Successivamente, il decreto legislativo 18 maggio 2001, n. 228, rubricato «Orientamento e modernizzazione del settore agricolo, a norma dell’articolo 7 della legge 5 marzo 2001, n. 57», pone un tassello fondamentale:
– da un lato, considera attività agricole connesse a quelle tradizionali di coltivazione del fondo, silvicoltura e allevamento anche quelle di «commercializzazione e valorizzazione che abbiano ad oggetto prodotti ottenuti prevalentemente dalla coltivazione del fondo o del bosco o dall’allevamento di animali, nonché le attività dirette alla fornitura di beni o servizi mediante l’utilizzazione prevalente di attrezzature o risorse dell’azienda normalmente impiegate nell’attività agricola esercitata, ivi comprese le attività di valorizzazione del territorio e del patrimonio rurale e forestale, ovvero di ricezione ed ospitalità»: è evidente che le attività di ricezione ed ospitalità sono tipiche di un agriturismo (come peraltro espressamente indicato nell’art. 3 della citata Legge quadro n. 96/2006, secondo cui “Per attività agrituristiche si intendono le attività di ricezione e ospitalità esercitate dagli imprenditori agricoli di cui all’articolo 2135 del codice civile, anche nella forma di società di capitali o di persone, oppure associati fra loro, attraverso l’utilizzazione della propria azienda in rapporto di connessione con le attività di coltivazione del fondo, di silvicoltura e di allevamento di animali”);
– dall’altro ha espressamente previso che “Alle opere ed ai fabbricati destinati ad attività agrituristiche si applicano le disposizioni di cui all’articolo 9, lettera a) ed all’articolo 10 della legge 28 gennaio 1977, n. 10, nonché di cui all’articolo 24, comma 2, della legge 5 febbraio 1992, n. 104, relativamente all’utilizzo di opere provvisionali per l’accessibilità ed il superamento delle barriere architettoniche” (art. 3).
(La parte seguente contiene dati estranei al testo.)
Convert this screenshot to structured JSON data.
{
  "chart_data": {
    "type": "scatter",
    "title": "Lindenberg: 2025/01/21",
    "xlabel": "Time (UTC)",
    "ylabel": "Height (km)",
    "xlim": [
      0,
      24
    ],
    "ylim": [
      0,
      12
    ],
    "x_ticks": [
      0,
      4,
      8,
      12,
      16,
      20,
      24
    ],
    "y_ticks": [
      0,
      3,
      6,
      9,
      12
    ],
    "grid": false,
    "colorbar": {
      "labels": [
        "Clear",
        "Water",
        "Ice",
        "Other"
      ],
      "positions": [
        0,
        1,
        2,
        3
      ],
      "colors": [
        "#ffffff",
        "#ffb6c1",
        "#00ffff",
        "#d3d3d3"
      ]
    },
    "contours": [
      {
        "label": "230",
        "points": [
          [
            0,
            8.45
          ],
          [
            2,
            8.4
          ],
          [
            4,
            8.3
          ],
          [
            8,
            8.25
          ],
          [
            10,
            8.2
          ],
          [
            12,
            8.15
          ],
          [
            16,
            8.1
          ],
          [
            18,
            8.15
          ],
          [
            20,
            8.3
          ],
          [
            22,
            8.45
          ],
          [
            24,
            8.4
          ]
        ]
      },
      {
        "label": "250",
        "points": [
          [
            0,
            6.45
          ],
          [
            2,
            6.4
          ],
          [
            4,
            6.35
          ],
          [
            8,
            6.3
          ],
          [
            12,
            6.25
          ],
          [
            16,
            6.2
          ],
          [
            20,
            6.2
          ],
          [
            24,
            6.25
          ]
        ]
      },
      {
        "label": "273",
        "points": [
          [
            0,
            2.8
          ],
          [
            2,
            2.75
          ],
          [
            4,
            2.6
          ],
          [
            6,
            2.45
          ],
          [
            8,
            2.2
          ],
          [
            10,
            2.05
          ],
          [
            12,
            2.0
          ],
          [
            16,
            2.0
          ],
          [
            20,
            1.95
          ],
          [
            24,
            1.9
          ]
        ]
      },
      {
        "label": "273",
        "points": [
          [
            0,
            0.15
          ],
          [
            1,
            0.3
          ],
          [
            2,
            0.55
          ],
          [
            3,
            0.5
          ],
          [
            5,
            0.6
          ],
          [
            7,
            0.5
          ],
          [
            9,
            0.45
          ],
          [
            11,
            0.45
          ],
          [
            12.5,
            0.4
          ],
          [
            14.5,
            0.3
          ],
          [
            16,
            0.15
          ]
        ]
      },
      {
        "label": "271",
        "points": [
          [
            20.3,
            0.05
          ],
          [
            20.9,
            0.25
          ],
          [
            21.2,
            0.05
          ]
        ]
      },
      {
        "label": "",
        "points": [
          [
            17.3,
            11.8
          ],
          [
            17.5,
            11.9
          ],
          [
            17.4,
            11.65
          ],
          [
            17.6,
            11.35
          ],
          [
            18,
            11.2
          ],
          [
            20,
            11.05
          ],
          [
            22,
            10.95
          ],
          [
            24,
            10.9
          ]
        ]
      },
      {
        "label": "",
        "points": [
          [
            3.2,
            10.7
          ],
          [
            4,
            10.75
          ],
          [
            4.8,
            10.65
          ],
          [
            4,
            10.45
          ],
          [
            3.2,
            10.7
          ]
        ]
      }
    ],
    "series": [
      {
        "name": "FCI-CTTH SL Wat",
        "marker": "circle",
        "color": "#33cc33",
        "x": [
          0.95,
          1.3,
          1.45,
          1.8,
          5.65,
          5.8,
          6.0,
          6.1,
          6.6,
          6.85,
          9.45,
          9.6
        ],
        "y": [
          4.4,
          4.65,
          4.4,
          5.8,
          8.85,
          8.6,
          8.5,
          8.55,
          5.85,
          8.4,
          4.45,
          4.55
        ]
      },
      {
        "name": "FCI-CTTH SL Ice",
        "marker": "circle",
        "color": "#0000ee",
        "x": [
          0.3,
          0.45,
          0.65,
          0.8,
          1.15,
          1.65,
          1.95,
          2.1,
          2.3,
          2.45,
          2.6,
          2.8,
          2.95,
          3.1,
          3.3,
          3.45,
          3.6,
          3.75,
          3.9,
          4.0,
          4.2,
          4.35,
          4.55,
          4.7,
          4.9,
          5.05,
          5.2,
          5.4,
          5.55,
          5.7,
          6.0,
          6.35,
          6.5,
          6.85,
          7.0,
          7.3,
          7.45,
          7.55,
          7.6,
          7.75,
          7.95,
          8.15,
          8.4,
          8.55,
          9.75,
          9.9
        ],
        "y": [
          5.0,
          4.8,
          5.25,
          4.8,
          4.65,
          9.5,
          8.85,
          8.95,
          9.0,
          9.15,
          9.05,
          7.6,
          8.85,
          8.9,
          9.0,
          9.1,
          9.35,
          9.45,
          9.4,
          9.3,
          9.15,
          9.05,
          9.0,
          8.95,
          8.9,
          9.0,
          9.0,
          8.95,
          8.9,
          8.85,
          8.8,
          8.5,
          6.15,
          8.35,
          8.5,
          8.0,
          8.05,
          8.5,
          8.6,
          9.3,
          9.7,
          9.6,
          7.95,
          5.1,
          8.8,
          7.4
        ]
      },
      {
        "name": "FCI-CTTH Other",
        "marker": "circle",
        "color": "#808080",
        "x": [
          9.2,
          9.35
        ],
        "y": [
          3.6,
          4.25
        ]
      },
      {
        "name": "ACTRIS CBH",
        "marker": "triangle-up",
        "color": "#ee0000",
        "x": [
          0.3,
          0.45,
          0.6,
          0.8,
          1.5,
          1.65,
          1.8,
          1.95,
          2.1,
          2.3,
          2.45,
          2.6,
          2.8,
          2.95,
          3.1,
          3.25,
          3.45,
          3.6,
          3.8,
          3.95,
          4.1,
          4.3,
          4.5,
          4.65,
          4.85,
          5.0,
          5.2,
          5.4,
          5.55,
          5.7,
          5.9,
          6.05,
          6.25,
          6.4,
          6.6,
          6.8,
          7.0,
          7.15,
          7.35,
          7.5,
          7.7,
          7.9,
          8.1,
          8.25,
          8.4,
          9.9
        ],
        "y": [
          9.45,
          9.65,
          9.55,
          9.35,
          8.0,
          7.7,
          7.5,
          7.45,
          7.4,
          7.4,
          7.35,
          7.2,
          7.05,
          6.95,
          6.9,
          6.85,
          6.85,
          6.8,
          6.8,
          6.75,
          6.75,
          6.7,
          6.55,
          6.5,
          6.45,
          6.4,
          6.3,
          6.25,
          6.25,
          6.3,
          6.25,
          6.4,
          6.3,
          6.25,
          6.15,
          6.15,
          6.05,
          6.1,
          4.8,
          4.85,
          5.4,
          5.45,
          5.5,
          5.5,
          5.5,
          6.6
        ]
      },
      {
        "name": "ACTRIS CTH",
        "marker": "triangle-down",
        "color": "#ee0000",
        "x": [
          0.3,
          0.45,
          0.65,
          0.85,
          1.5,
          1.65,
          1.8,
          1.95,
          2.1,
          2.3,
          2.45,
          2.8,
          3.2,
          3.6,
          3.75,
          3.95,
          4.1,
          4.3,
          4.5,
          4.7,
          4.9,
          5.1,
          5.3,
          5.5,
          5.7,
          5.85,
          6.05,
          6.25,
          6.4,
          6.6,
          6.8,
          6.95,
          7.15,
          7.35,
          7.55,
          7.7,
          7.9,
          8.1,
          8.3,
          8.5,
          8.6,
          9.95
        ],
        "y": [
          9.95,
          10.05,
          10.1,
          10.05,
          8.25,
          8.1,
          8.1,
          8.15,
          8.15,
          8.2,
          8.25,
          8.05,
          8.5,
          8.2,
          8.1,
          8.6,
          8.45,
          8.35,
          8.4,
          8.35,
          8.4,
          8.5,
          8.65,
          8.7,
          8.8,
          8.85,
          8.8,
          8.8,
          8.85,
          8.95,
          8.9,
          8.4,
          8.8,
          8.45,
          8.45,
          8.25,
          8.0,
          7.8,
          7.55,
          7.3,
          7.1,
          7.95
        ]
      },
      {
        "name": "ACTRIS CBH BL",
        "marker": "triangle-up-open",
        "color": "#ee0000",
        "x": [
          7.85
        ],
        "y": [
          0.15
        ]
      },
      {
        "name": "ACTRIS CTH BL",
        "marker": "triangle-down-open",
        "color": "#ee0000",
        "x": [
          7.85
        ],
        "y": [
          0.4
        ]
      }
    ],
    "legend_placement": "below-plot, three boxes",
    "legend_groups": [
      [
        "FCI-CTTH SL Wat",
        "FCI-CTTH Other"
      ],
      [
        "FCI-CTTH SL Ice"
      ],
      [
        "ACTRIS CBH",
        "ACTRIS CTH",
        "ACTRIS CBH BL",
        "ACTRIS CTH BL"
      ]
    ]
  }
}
Esonero dal contributo di costruzione e gli interventi riguardanti gli immobili oggetto di attività agrituristica
Ecco realizzato, quindi, l’anello di congiunzione normativa tra l’esonero dal contributo di costruzione e gli interventi riguardanti gli immobili oggetto di attività agrituristica: infatti, l’art. 9, lett. a) della Legge 28 gennaio 1977, n 10, è stato trasfuso, con l’abrogazione di tale ultima legge (ad opera del Testo Unico Edilizia), nell’art. 17, comma 3, lett. a), del Testo Unico Edilizia; come affermato dal Consiglio di Stato, “In sintesi, dunque, nel passaggio dal T.u.e. del 2001 alla riforma dell’agriturismo del 2006 per il tramite del d.lgs. n. 228 del 2001, si ha che l’agriturismo diviene normativamente uno dei possibili modi di pratica agricola, destinato a fruire dei medesimi benefici riservati alla stessa, purché si mantenga con essa in rapporto di correlazione, senza sopravanzarne l’esercizio nelle sue forme tradizionali”.